I’ve been avoiding Ropecon for the last ten years or so, but since I missed both JunaCon and JyCon — both more interesting cons for various reasons — I decided to go for Ropecon this year. It’d be a day trip to Espoo, meaning two hours or so of driving both ways and about eight hours of playing games.
Most of those eight hours would be reserved for 18xx. Our game of choice was 1865 Sardinia, which had just arrived. We had two copies and eight players (there were more interested players, but the game only takes four players). So, we had two games running at the same time.
Our table had bunch of experienced 18xx players, which is always nice. It’s kind of stupid to make the long trip, since I could’ve just organized an 18xx game in Tampere, thus removing the four-five hours of driving. However, playing in Tampere would mean more of a newbie game. Also, in Ropecon I got Kimmo, a regular PBEM opponent of mine, sitting at the same table.
1865 Sardinia is an interesting game.
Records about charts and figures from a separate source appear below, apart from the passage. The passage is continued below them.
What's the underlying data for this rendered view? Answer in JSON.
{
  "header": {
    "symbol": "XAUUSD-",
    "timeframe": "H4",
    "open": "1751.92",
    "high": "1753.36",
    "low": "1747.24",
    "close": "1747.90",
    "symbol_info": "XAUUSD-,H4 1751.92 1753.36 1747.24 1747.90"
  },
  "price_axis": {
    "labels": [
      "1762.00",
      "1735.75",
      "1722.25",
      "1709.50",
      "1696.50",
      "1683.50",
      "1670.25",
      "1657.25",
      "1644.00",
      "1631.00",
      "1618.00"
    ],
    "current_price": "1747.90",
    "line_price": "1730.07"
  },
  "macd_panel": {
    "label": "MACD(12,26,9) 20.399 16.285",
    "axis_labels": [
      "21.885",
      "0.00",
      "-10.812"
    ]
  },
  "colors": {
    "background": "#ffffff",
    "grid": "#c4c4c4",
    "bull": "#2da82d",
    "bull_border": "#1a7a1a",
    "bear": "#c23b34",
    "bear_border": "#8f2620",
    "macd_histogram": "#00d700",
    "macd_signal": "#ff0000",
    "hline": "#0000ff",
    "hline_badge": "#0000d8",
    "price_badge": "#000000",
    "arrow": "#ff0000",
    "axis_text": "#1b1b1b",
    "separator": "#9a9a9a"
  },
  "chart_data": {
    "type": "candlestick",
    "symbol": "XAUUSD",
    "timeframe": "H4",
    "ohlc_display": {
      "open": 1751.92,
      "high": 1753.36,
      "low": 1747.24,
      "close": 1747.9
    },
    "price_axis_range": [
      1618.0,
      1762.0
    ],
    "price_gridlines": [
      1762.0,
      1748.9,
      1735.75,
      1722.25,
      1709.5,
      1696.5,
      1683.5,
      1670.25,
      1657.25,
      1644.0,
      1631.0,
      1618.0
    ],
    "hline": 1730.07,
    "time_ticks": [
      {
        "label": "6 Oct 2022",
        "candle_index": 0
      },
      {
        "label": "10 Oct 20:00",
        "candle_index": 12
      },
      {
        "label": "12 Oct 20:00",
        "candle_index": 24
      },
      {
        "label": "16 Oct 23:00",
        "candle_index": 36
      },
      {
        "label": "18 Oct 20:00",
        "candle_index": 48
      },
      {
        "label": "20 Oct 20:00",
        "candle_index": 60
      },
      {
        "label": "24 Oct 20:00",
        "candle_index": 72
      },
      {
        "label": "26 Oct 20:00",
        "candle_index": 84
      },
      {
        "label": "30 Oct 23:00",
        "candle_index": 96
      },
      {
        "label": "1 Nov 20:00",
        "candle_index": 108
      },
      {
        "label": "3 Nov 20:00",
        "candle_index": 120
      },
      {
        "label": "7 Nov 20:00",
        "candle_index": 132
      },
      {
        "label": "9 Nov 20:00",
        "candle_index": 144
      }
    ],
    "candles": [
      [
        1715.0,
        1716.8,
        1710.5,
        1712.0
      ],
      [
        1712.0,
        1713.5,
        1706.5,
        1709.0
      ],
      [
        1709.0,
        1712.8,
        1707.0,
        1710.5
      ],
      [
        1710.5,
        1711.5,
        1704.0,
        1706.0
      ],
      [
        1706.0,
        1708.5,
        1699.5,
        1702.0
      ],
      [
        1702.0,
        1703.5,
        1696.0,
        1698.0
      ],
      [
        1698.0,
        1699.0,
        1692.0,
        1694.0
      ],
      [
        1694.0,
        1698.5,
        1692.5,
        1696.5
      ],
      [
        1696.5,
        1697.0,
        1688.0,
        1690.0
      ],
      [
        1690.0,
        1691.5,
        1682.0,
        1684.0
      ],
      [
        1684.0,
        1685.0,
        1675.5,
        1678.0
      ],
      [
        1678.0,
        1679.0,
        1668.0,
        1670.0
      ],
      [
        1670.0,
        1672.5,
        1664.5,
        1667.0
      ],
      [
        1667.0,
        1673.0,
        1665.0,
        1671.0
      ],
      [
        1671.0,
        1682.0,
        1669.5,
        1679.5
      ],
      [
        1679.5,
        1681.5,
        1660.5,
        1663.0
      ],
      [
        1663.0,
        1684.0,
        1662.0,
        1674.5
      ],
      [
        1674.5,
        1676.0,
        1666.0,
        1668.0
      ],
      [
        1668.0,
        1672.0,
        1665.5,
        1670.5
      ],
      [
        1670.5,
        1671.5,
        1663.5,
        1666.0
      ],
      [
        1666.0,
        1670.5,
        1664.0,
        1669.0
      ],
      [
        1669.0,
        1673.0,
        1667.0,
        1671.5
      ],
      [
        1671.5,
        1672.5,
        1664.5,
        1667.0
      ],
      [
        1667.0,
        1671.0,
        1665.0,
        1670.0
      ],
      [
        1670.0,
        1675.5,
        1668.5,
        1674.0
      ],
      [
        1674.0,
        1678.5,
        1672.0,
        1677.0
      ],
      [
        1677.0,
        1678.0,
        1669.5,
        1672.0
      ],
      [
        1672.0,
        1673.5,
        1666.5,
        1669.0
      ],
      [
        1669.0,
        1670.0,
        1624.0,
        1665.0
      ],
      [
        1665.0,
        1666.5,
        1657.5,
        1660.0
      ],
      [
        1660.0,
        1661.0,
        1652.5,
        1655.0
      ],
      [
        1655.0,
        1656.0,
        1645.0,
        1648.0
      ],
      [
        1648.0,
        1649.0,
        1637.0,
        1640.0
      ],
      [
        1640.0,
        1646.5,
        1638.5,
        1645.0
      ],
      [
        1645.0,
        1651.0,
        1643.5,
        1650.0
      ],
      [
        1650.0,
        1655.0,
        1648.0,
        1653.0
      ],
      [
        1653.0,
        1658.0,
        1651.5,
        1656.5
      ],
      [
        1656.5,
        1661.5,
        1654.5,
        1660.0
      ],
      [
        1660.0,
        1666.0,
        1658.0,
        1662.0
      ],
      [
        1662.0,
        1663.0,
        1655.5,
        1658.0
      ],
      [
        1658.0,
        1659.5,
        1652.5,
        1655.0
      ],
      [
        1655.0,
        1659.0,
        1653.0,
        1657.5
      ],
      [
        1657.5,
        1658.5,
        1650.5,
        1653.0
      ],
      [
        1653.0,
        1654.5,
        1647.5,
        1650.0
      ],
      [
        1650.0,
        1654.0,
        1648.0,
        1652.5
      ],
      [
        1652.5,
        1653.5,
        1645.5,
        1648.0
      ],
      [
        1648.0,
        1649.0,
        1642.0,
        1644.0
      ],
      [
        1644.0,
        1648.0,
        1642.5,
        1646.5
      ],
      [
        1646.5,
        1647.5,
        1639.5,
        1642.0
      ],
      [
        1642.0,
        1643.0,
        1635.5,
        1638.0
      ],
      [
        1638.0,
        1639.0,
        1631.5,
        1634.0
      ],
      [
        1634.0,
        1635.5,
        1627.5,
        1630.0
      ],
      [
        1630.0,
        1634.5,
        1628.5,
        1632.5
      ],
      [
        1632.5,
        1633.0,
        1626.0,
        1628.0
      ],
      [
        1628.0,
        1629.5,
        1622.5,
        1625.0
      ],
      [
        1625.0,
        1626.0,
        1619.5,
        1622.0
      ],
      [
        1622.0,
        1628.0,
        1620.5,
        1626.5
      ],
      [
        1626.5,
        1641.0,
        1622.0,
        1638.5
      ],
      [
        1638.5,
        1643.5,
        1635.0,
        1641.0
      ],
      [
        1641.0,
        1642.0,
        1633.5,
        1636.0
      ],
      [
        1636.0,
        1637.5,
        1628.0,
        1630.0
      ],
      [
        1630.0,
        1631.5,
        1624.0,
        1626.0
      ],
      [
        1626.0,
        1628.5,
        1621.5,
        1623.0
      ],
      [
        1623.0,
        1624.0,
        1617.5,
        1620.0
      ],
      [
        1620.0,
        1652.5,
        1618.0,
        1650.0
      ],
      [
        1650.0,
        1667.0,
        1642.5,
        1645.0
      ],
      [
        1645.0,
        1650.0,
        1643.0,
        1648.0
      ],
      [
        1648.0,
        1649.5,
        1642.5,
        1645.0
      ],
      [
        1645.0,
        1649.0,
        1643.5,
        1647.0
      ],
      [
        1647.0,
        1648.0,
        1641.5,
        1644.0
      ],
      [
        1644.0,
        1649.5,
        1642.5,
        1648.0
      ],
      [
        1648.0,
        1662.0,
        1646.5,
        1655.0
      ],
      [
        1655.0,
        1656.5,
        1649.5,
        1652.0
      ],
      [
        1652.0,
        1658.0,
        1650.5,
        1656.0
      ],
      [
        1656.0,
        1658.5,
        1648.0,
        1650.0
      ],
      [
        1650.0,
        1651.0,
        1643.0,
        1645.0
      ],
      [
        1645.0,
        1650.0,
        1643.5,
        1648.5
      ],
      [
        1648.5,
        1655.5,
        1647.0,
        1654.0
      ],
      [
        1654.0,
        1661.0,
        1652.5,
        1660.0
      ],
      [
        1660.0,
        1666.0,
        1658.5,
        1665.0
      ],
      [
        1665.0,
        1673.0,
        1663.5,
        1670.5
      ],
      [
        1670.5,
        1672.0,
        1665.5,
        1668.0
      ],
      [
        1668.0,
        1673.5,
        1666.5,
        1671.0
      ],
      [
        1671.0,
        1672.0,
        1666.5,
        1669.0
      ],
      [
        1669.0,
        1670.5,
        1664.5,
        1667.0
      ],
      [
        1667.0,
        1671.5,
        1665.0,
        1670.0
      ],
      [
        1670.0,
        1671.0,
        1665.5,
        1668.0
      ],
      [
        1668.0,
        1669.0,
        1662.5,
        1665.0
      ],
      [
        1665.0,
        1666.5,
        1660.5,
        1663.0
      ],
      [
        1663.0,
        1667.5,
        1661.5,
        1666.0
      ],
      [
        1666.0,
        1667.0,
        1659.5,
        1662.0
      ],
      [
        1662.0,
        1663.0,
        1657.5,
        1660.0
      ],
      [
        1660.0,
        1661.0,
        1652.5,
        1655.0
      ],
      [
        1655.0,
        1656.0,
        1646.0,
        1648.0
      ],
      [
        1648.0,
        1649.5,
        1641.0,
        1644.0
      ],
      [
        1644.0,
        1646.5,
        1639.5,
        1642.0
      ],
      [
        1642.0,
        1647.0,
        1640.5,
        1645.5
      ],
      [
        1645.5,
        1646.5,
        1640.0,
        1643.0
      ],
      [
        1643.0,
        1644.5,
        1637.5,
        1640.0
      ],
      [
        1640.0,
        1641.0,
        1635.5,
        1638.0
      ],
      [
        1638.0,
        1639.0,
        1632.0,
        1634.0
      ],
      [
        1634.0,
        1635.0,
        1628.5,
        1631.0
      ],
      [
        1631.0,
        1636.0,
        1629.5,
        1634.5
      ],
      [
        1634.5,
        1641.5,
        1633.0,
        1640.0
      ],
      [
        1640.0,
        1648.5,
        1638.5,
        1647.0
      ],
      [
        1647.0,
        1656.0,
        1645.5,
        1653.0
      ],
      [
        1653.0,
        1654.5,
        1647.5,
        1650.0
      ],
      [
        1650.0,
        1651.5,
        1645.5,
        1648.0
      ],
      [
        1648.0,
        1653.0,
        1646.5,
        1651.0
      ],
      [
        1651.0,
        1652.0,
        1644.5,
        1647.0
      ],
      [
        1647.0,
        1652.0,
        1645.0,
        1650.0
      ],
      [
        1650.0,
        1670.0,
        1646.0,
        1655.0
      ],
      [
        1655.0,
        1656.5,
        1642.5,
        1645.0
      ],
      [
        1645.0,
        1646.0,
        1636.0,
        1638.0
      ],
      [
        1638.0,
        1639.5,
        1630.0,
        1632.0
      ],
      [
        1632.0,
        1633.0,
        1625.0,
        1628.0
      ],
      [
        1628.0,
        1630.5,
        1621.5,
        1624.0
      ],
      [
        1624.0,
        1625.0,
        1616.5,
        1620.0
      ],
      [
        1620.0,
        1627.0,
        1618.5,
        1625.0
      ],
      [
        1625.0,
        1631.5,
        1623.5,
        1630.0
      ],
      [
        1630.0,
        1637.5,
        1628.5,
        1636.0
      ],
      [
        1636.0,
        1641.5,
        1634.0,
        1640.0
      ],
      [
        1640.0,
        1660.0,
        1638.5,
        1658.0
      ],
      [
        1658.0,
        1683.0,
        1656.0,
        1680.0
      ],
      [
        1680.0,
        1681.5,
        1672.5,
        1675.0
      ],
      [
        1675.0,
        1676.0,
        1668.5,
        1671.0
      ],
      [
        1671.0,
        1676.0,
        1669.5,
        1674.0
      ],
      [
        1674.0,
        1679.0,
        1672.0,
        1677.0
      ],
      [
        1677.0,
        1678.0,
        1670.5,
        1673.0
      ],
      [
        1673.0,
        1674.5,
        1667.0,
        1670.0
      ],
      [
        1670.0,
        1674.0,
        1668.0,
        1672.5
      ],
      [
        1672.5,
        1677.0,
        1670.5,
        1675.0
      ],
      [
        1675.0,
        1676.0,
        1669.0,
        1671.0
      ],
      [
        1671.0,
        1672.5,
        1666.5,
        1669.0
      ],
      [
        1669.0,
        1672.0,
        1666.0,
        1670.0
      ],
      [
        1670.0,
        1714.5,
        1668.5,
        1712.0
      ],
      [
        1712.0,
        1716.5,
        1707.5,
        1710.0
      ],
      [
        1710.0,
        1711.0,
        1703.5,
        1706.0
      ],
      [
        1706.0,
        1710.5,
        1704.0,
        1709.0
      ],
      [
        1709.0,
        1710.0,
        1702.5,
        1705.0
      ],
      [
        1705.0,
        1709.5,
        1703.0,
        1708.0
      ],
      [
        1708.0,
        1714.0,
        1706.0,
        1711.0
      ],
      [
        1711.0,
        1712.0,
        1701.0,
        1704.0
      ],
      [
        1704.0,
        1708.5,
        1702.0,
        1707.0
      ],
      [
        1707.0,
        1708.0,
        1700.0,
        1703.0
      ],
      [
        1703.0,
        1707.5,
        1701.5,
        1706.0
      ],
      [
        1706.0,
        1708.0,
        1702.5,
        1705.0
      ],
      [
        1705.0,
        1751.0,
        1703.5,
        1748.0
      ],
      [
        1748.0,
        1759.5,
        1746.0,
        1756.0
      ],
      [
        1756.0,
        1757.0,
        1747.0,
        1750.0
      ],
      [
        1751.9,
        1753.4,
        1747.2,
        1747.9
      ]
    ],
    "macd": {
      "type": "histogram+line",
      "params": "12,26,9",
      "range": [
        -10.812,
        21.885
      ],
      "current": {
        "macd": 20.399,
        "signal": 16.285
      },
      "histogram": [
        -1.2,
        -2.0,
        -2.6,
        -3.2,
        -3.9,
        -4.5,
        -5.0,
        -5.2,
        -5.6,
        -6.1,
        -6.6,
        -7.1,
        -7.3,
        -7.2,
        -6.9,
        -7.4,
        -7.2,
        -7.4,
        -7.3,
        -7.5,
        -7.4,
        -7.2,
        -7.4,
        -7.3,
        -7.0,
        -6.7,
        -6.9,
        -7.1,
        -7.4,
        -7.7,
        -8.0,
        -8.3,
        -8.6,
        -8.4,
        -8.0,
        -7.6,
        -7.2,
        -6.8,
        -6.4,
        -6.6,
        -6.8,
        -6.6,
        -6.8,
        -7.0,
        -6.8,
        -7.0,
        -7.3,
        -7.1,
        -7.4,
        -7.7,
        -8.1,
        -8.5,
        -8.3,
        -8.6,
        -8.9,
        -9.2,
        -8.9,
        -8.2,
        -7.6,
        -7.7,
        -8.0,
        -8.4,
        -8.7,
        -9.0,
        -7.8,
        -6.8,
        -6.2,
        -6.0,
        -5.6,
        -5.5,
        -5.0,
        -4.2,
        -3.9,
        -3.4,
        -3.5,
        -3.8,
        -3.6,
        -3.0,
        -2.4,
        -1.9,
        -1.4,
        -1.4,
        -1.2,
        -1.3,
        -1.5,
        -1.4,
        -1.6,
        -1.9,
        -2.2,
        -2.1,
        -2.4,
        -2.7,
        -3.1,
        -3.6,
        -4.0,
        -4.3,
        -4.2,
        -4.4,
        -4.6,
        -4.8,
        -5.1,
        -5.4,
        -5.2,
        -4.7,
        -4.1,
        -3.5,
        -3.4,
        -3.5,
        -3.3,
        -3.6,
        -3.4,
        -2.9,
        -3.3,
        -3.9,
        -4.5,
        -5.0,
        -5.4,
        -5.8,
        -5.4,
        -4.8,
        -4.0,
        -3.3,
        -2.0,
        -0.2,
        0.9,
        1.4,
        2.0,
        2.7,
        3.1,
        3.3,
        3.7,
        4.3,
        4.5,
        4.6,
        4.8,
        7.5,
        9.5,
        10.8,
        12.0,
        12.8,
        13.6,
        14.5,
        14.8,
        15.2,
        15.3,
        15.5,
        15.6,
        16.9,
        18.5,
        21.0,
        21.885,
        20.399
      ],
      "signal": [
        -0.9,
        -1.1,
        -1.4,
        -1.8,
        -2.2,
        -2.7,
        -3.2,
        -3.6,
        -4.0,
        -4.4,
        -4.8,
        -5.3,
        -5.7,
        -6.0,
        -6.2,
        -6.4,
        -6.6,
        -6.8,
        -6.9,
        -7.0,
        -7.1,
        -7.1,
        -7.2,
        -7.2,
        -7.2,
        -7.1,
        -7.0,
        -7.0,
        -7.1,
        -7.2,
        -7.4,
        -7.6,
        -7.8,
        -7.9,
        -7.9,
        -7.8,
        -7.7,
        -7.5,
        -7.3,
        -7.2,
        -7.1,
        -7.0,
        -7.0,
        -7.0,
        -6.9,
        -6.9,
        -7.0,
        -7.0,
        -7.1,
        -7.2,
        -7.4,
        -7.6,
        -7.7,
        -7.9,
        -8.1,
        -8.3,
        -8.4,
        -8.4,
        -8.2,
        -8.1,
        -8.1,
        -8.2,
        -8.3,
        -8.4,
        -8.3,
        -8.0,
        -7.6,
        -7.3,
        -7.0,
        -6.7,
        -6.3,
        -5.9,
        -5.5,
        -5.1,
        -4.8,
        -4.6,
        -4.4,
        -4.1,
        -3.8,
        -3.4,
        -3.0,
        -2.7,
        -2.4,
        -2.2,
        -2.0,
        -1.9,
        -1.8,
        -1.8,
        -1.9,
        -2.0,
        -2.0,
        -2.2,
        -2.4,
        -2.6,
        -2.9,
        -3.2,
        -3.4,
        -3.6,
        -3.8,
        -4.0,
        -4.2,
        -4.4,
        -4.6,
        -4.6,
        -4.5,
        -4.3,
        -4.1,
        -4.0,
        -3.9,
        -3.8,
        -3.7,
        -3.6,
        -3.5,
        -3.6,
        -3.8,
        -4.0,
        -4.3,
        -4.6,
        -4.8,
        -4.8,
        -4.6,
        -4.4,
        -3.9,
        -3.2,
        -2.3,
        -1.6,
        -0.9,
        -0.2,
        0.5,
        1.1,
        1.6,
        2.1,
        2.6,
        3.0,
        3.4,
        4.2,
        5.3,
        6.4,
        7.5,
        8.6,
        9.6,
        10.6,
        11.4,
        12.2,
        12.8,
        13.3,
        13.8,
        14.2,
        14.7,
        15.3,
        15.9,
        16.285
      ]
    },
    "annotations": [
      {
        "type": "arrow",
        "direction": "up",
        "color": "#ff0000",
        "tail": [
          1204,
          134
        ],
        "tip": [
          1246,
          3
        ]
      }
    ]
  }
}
It shakes many standard features of 18xx games. I wrote an entry about it back in November (see 1865: Sardinia, which for some reason is actually on top of the search results for “1865 sardinia” in Google), which summarizes many of the changes. So, how things work out in practise?
The board is small and full of rivers and mountains. Those do not hinder track-laying at all, however. The cost is in the tokening! To lay a token, you must trace a route on the map and pay all hex-side costs to lay the token. The longer the route, the more traffic you’re able to get from villages, but the higher the price. That’s very clever.
The whole traffic system is very nice and removes all the annoying route-calculation and optimization. Towns and villages produce traffic, which is collected on the company charter in the form of cubes. Trains provide coverage, and your revenue is the smaller value of your coverage and traffic.
The mergers are fun. The acquiring company must pay all the shares, sometimes with a premium included, so you get a good influx of money in your personal account. The acquiring company gets more tokens, more traffic, all the assets from the acquired company… It’s particularly great when you have a company that has more traffic than coverage and a company that has more coverage than traffic. Merge two, and things are balanced.
Mergers also open up the board in the late game, as tokens are removed from the board. The merged companies can then reappear. It’s interesting, but in our game we probably got a bit carried away with the mergers.
Our game took good six hours, more than expected. The other table was at least an hour faster and they even had some 18xx newbies. So, we played slowly. Our game stalled a bit at times and probably the mergers we did slowed down the game a bit. It didn’t drag that much, though, so it was all good. However, the length means I won’t be getting 1865 on table any time soon. Fortunately there are ps18xx files for it, so I can always play PBEM (I’ve already got a 1865 game going with Kimmo and Jeroen Doumen).
I also played South African Railroads. It’s already my third game and I must say I like this game. It’s short but charming. Valuing the shares is interesting and the building game is a nice race to block and to connect. The action selection mechanism just works.
I also got to try Colorado Midland from this year’s Essen set. The game is very baffling at first. The idea of the railroads starting on the east edge of the board and making the long and winded way to the western mines like Silverton or Telluride sounds incomprehensible at first. But guess what! The railroads did reach both of those far-away mines.
The game is actually very interesting, the timing of the mines is an interesting challenge. The game’s also pretty short (our game took just 30 minutes) and has no auctions or money involved, making it stand out from other Winsome titles. This one’s a winner.